Recalling the V album sessions with fondness, The Horrors were fulsome with praise for their new producer’s enthusiasm, not to mention his spontaneity. “We’d start off with some little motif, usually an electronic loop that seemed appealing, and build stuff up,” said Joshua Third. “It was like two songs a day, we hadn’t worked like that in years. He [Epworth] would keep the whole thing rolling, whereas we’d got to a stage where we’d bunker down and chat about something for ages. But he’s so obsessed with action, it’s refreshing.”

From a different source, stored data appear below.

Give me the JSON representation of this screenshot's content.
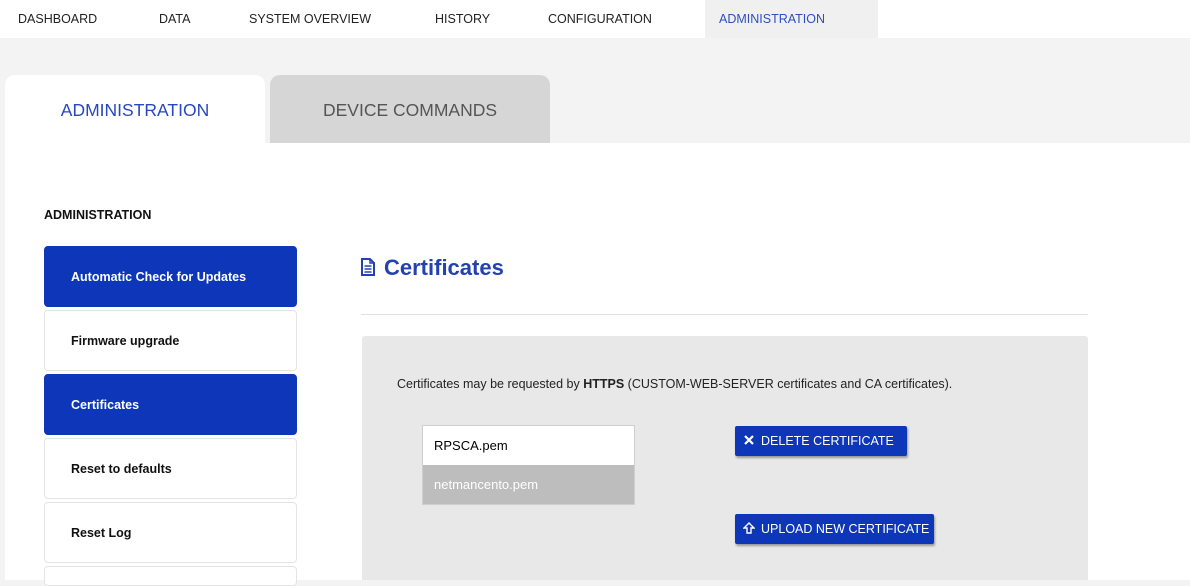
{
  "topnav": {
    "items": [
      "DASHBOARD",
      "DATA",
      "SYSTEM OVERVIEW",
      "HISTORY",
      "CONFIGURATION",
      "ADMINISTRATION"
    ],
    "active": "ADMINISTRATION"
  },
  "tabs": {
    "administration": "ADMINISTRATION",
    "device_commands": "DEVICE COMMANDS"
  },
  "sidebar": {
    "heading": "ADMINISTRATION",
    "items": [
      "Automatic Check for Updates",
      "Firmware upgrade",
      "Certificates",
      "Reset to defaults",
      "Reset Log"
    ]
  },
  "content": {
    "title": "Certificates",
    "info_prefix": "Certificates may be requested by ",
    "info_bold": "HTTPS",
    "info_suffix": " (CUSTOM-WEB-SERVER certificates and CA certificates).",
    "certificates": [
      "RPSCA.pem",
      "netmancento.pem"
    ],
    "selected_certificate": "netmancento.pem",
    "delete_button": "DELETE CERTIFICATE",
    "upload_button": "UPLOAD NEW CERTIFICATE"
  },
  "colors": {
    "accent": "#0e36b8",
    "title": "#2441b4",
    "tab_active_text": "#2747bf"
  },
  "icons": {
    "title": "document-icon",
    "delete": "close-icon",
    "upload": "upload-arrow-icon"
  }
}
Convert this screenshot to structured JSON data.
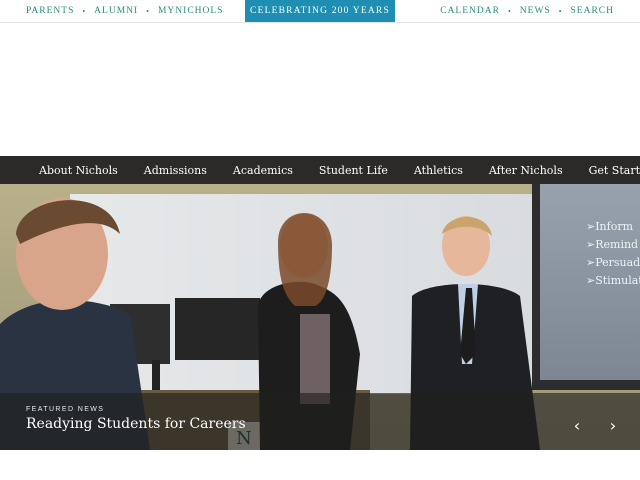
{
  "utility_nav": {
    "left": [
      "PARENTS",
      "ALUMNI",
      "MYNICHOLS"
    ],
    "center": "CELEBRATING 200 YEARS",
    "right": [
      "CALENDAR",
      "NEWS",
      "SEARCH"
    ]
  },
  "main_nav": [
    "About Nichols",
    "Admissions",
    "Academics",
    "Student Life",
    "Athletics",
    "After Nichols",
    "Get Started"
  ],
  "hero": {
    "screen_bullets": [
      "Inform",
      "Remind",
      "Persuade",
      "Stimulate"
    ],
    "podium_letter": "N",
    "featured_label": "FEATURED NEWS",
    "headline": "Readying Students for Careers",
    "prev_icon": "chevron-left-icon",
    "next_icon": "chevron-right-icon"
  },
  "colors": {
    "accent_teal": "#2a8c7a",
    "banner_blue": "#1e8fb3",
    "nav_bg": "#2b2a28"
  }
}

Equal parts light and shade, V, which was released on 22nd September 2017, is arguably the darkest, yet conversely the most accessible record The Horrors have unleashed to date. The album introduces itself in dramatic fashion, with glacial, Gary Numan-esque synths framing the churning, industrial pop of ‘Hologram’, while the glitchy electronica ushering in ‘Machine’ morphs into prowling, Stooges-style aggression as the song shifts into high gear. Destined to join ‘Still Life’ and ‘Sea Within A Sea’ as one of The Horrors’ signature songs, meanwhile, V’s centrepiece is surely ‘Weighed Down’: an elegiac, dub-infused anthem which slow-burns its way across an unmissable six and a half minutes.

Elsewhere, however, V parades some of the most unashamedly confident, radio-friendly pop of The Horrors’ career to date. Buoyed up by bubbling sequencers, the recently released ‘Something To Remember Me By’ has already burnt up the airwaves, while the snappy ‘World Below’ and poised, infectious ‘Press Enter To Exit’ exude all the hallmarks of killer hits-in-waiting. Then there’s the album’s dark horse, ‘Gathering’: an eerie, ‘Karma Police’-esque commentary on CCTV-related surveillance culture couched in the most elegant and enticing of melodies.

Released in the wake of an arena tour supporting Depeche Mode, wherein the band proved beyond doubt they’re capable of conquering stadiums on their own, V vigorously enforced the widely-held belief that The Horrors were ready to take on all comers. As the chorus to ‘Hologram’ suggests – they just need to “ride this wave as far as we can”.